User’s likes and dislikes are transmitted recursively from all nodes
representing concepts (in the document space) to nodes in the index space.
Based on this degree of belief, appropriate values are assigned to index space
nodes. These changes are propagated throughout the index space using standard
Bayesian techniques. If a proposition represented by a node **p** directly
implies the proposition represented by node **q**, a directed graph is drawn
from **p to q**. If-then rules in the Bayesian network are interpreted as
conditional probabilities, that is, a rule **A—> B** is interpreted as
a probability **P(B|A)**. Given a set of prior probabilities for the roots
of the DAG the probability associated with the remaining nodes can be computed.
Belief values of nodes of interest to a reader increase in value while nodes
not of interest generally decrease in value. These probabilistic inference
techniques applied to a hierarchical index space greatly enhances the
information retrieval process in hypertext or networked document spaces.

Optimal retrieval effectiveness can be obtained by ranking nodes according to
estimates of the probability that the query is true given a particular
hypertext node. The ranking function is approximately equivalent to giving
each node a score that is the sum of the weights of matching query terms, where
the weights depend on the frequency of occurrence of a term in each hypertext
node and in the entire collection of hypertext nodes. This simple retrieval
model can be further extended by introducing dependencies that represent links
between hypertext nodes. This means if hypertext node **j** is indexed by a
particular concept and is linked to a hypertext node **k**, then there is
some probability that hypertext node **k** should also be indexed by that
concept.

*However, the application of Bayesian techniques to a complex graph is
NP-complete*. *It is also not clear whether adaptive IR systems based on
Bayesian inference techniques converge on the appropriate set of index space
nodes given imprecise information*. *Frisse and Cousins are of the
opinion that the computational complexity of this approach needs more
investigation*. Some of the other restrictions include that the network
topology cannot include directed cycles and that queries with evaluable
predicates such as greater than, less than etc., cannot be handled.

*Lucarella suggests a similar model for hypertext-based IR*. *While
content nodes form the document network, there can be concept nodes forming the
concept network* (see Figure 5.1) [Lucarella, 1990]. These
concept nodes can serve as an index to the document network. The concept
network is similar to the index space proposed by Frisse and Cousins.
Links within the concept network establish associations between concepts.
The type of the link can describe the nature of semantic association while
a weight assigned to it can reflect the strength of the association. The
resulting hypertext knowledge base (containing the concept network embedded
within the document network) can be used for query analysis.

Based on a natural language query, the system will perform a search on the concept network to find the most pertinent sets of concepts. Concept recognition takes place by matching the various terms in the query and evaluating the matched expressions by applying similarity functions.
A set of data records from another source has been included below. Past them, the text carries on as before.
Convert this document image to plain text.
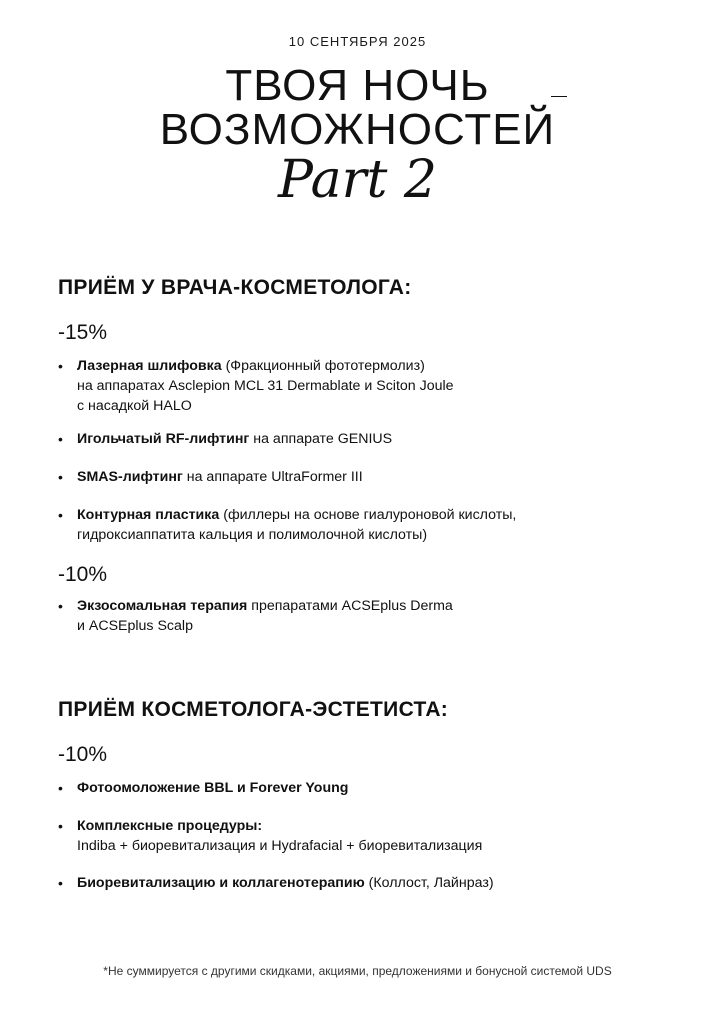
10 СЕНТЯБРЯ 2025
ТВОЯ НОЧЬ
ВОЗМОЖНОСТЕЙ
Part 2
ПРИЁМ У ВРАЧА-КОСМЕТОЛОГА:
-15%
• Лазерная шлифовка (Фракционный фототермолиз)
на аппаратах Asclepion MCL 31 Dermablate и Sciton Joule
с насадкой HALO
• Игольчатый RF-лифтинг на аппарате GENIUS
• SMAS-лифтинг на аппарате UltraFormer III
• Контурная пластика (филлеры на основе гиалуроновой кислоты,
гидроксиаппатита кальция и полимолочной кислоты)
-10%
• Экзосомальная терапия препаратами ACSEplus Derma
и ACSEplus Scalp
ПРИЁМ КОСМЕТОЛОГА-ЭСТЕТИСТА:
-10%
• Фотоомоложение BBL и Forever Young
• Комплексные процедуры:
Indiba + биоревитализация и Hydrafacial + биоревитализация
• Биоревитализацию и коллагенотерапию (Коллост, Лайнраз)
*Не суммируется с другими скидками, акциями, предложениями и бонусной системой UDS
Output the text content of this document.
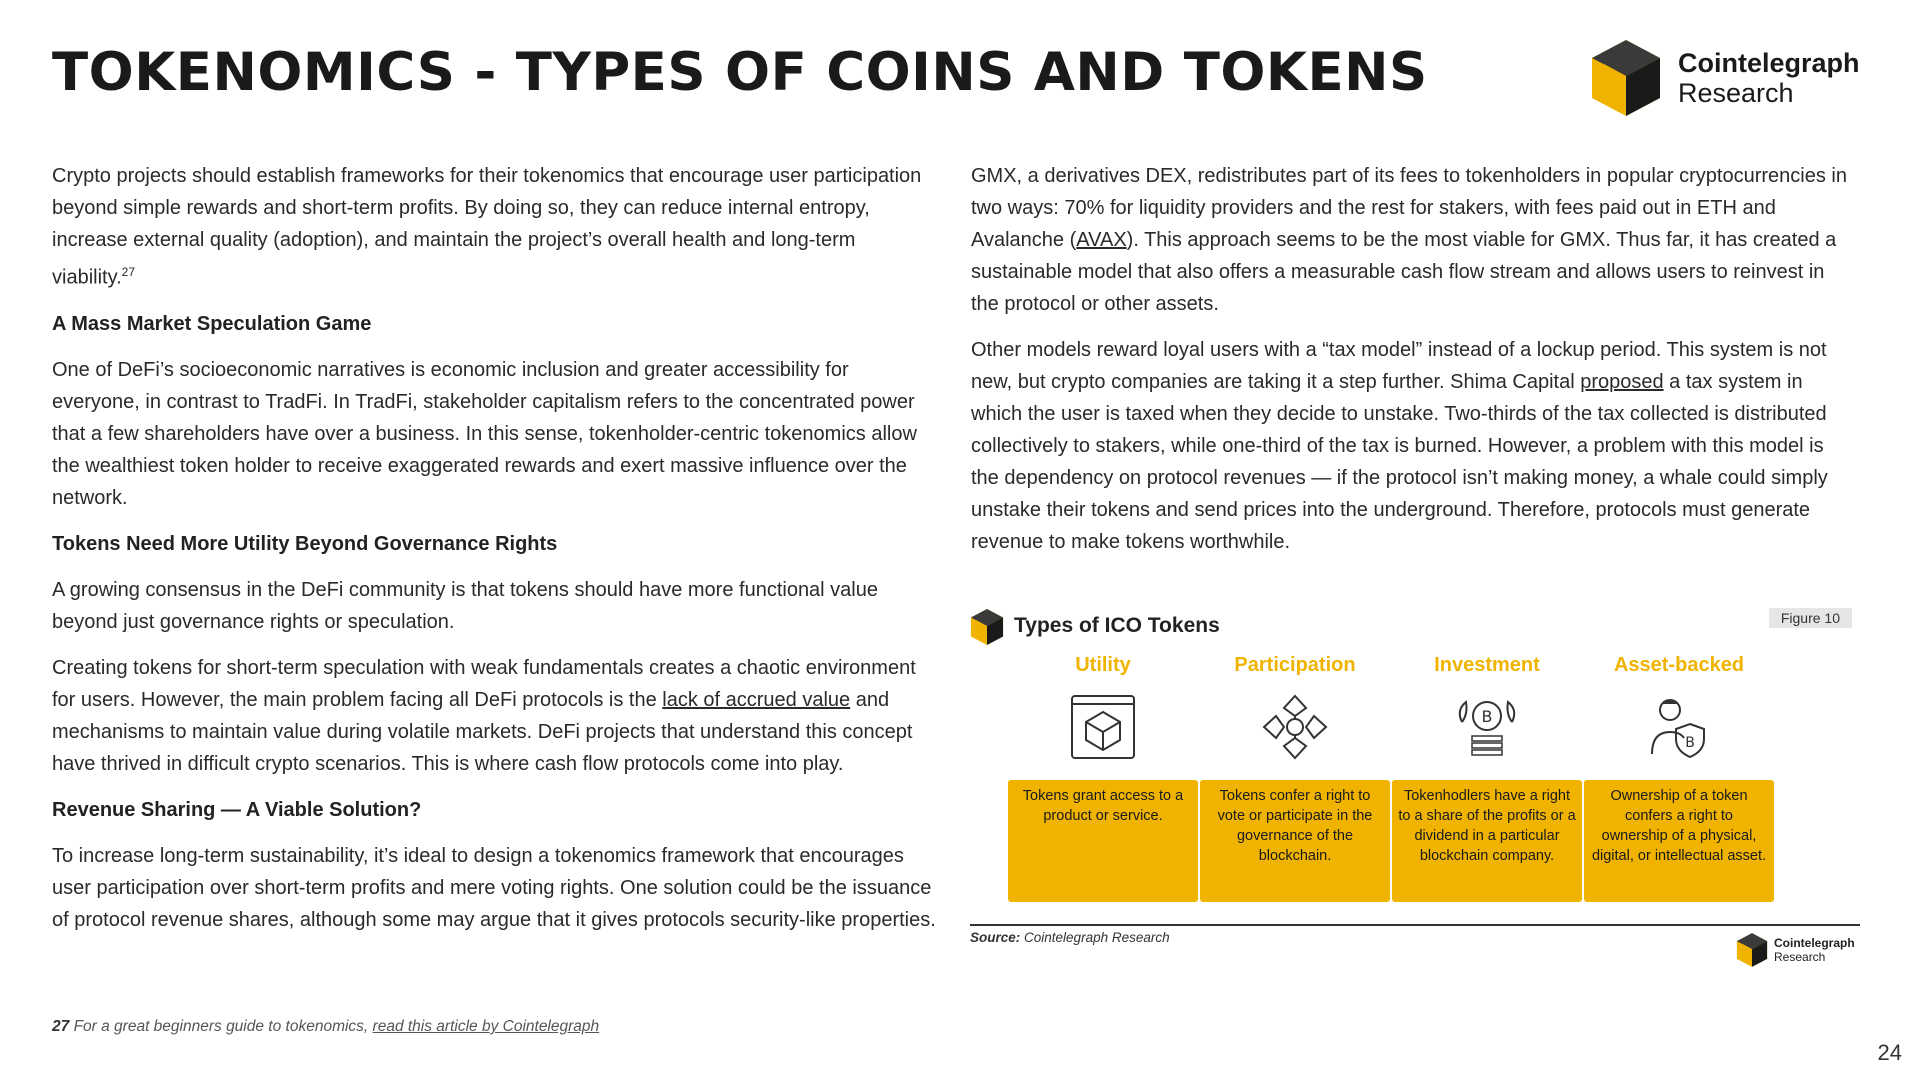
TOKENOMICS - TYPES OF COINS AND TOKENS	Cointelegraph
Research

Crypto projects should establish frameworks for their tokenomics that encourage user participation beyond simple rewards and short-term profits. By doing so, they can reduce internal entropy, increase external quality (adoption), and maintain the project’s overall health and long-term viability.$^{27}$

A Mass Market Speculation Game

One of DeFi’s socioeconomic narratives is economic inclusion and greater accessibility for everyone, in contrast to TradFi. In TradFi, stakeholder capitalism refers to the concentrated power that a few shareholders have over a business. In this sense, tokenholder-centric tokenomics allow the wealthiest token holder to receive exaggerated rewards and exert massive influence over the network.

Tokens Need More Utility Beyond Governance Rights

A growing consensus in the DeFi community is that tokens should have more functional value beyond just governance rights or speculation.

Creating tokens for short-term speculation with weak fundamentals creates a chaotic environment for users. However, the main problem facing all DeFi protocols is the lack of accrued value and mechanisms to maintain value during volatile markets. DeFi projects that understand this concept have thrived in difficult crypto scenarios. This is where cash flow protocols come into play.

Revenue Sharing — A Viable Solution?

To increase long-term sustainability, it’s ideal to design a tokenomics framework that encourages user participation over short-term profits and mere voting rights. One solution could be the issuance of protocol revenue shares, although some may argue that it gives protocols security-like properties.

GMX, a derivatives DEX, redistributes part of its fees to tokenholders in popular cryptocurrencies in two ways: 70% for liquidity providers and the rest for stakers, with fees paid out in ETH and Avalanche (AVAX). This approach seems to be the most viable for GMX. Thus far, it has created a sustainable model that also offers a measurable cash flow stream and allows users to reinvest in the protocol or other assets.

Other models reward loyal users with a “tax model” instead of a lockup period. This system is not new, but crypto companies are taking it a step further. Shima Capital proposed a tax system in which the user is taxed when they decide to unstake. Two-thirds of the tax collected is distributed collectively to stakers, while one-third of the tax is burned. However, a problem with this model is the dependency on protocol revenues — if the protocol isn’t making money, a whale could simply unstake their tokens and send prices into the underground. Therefore, protocols must generate revenue to make tokens worthwhile.

Types of ICO Tokens	Figure 10
Utility
Tokens grant access to a product or service.
Participation
Tokens confer a right to vote or participate in the governance of the blockchain.
Investment
B
Tokenhodlers have a right to a share of the profits or a dividend in a particular blockchain company.
Asset-backed
B
Ownership of a token confers a right to ownership of a physical, digital, or intellectual asset.
Source: Cointelegraph Research	Cointelegraph
Research
27 For a great beginners guide to tokenomics, read this article by Cointelegraph
24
Based on the degree of similarity between the concept and the matched item, a weight is associated to each concept. The search can be stopped based on the number of concept nodes examined and the number of top ranking concepts identified.

Figure 5.1. A Model for Hypertext-Based Information Retrieval [Lucarella, 1990].

Information is retrieved from the document network based on these retrieved concepts. Along with the exact set of documents, other sets of documents found to be semantically related to the topic of interest will be retrieved based on the weights assigned to the concepts. For example, a query to retrieve documents concerned with “expert systems” may also retrieve documents discussing “knowledge-based systems” since the two concepts are semantically related.